Virtually, most cases of infection-associated cancers occur after an extended latency – sometimes decades long from initial infection to eventual diagnosis of cancer. Commonly, only a small percentage of infected individuals will develop cancer. For instance, in the case of Helicobacter pylori, India has one of the highest infection rates in the world, but the incidence of gastric cancer is very low [29]. Therefore, the risk of gastric cancer in Helicobacter pylori carriers appears to be determined by a combination of several factors including host genetics, bacterial genetics, and habits of diet, smoking, etc. [30] In conclusion, there is geographical variation in incidence rates of each infection-associated cancer due to several cofactors. The reason why only small population and certain population develop cancer after infection could be due to the consequence of different interactions among several factors as follows: (1) different incidence of relevant infections, (2) timing of infection, (3) biological variability of the infectious agents, (4) genetic variation in host susceptibility to infection, and (5) incidence of external cofactors, e.g., diet and smoking.

1.4 Future Perspective

Given the incredible amount of infectious organisms in the world, it is almost impossible to estimate the amount of infectious organism within an average person’s body in his/her whole life. Despite the rate of host cell malignant transformation which is low, the incidence of many of the infections is very high. Due to infection-associated cancers which usually have a very long latency between infection and development of malignancy, reduction of the burden of infection-associated cancer will require a combination of primary prevention (blocking transmission route of infection, boosting host immune resistance against infection by vaccination), and secondary prevention (preventing progression from chronic infection to malignant transformation), based on different infection-associated cancers. For example, in hepatitis B, a compelling evidence has been found that infection during early infancy carries a high risk of eventual liver cancer, while infection in adult confers a much lower risk. Therefore, the priority strategy for prevention of HBV-associated liver cancer is to block transmission from mother to child. Another case is high-risk HPV-associated cervical cancer and, in almost all cases of infection, is acquired early after a woman becomes sexually active.
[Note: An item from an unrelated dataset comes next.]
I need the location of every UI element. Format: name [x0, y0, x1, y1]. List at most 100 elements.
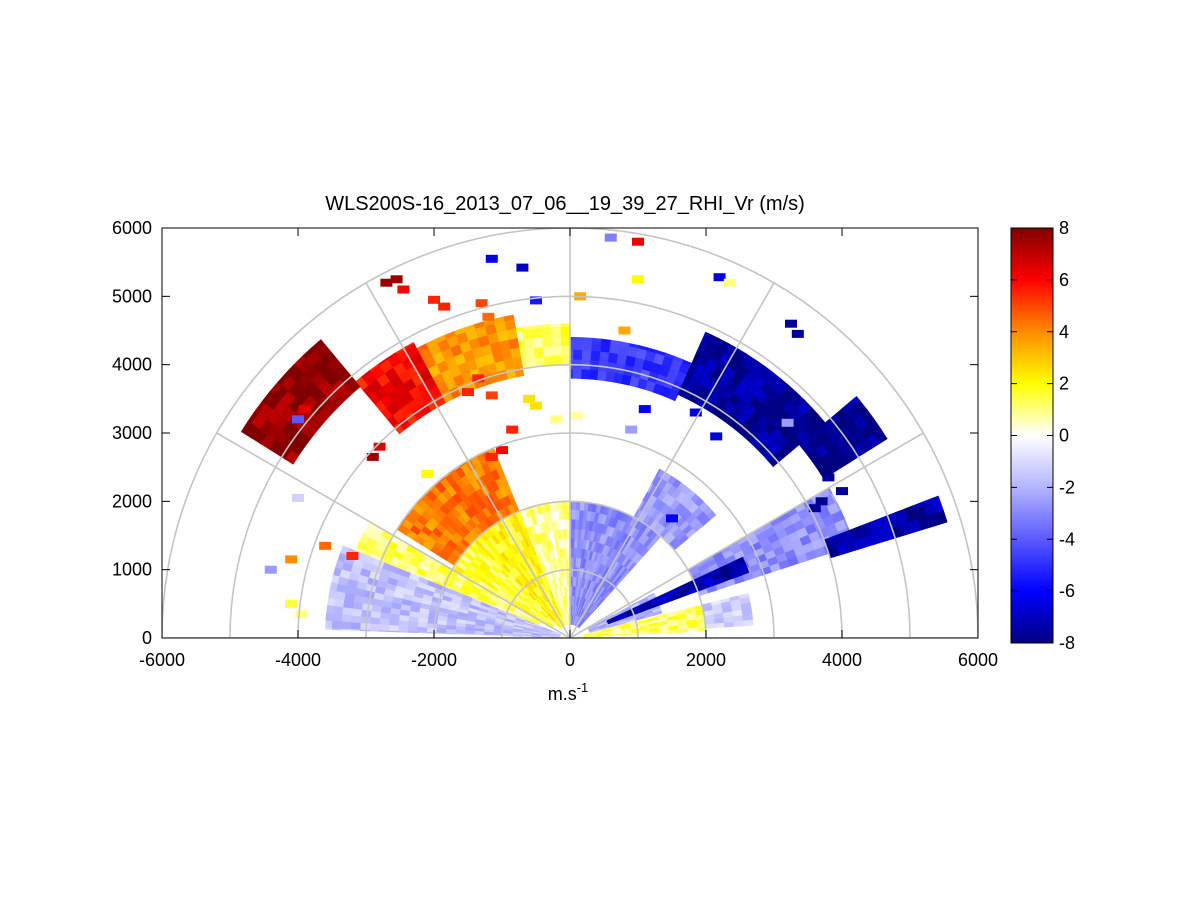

The best strategy for prevention is to ensure vaccination before young women first experience penetrative sex. In contrast, the tropical infections of schistosomiasis and fluke appear to be potentially carcinogenic at any age of population, and the effective interruption of the associated cancer requires a program and may take decades. Thus, to effectively prevent the infection-associated cancers, it requires all medical scientists and healthcare professionals continue to work together and explore the nature of each infection-associated cancers.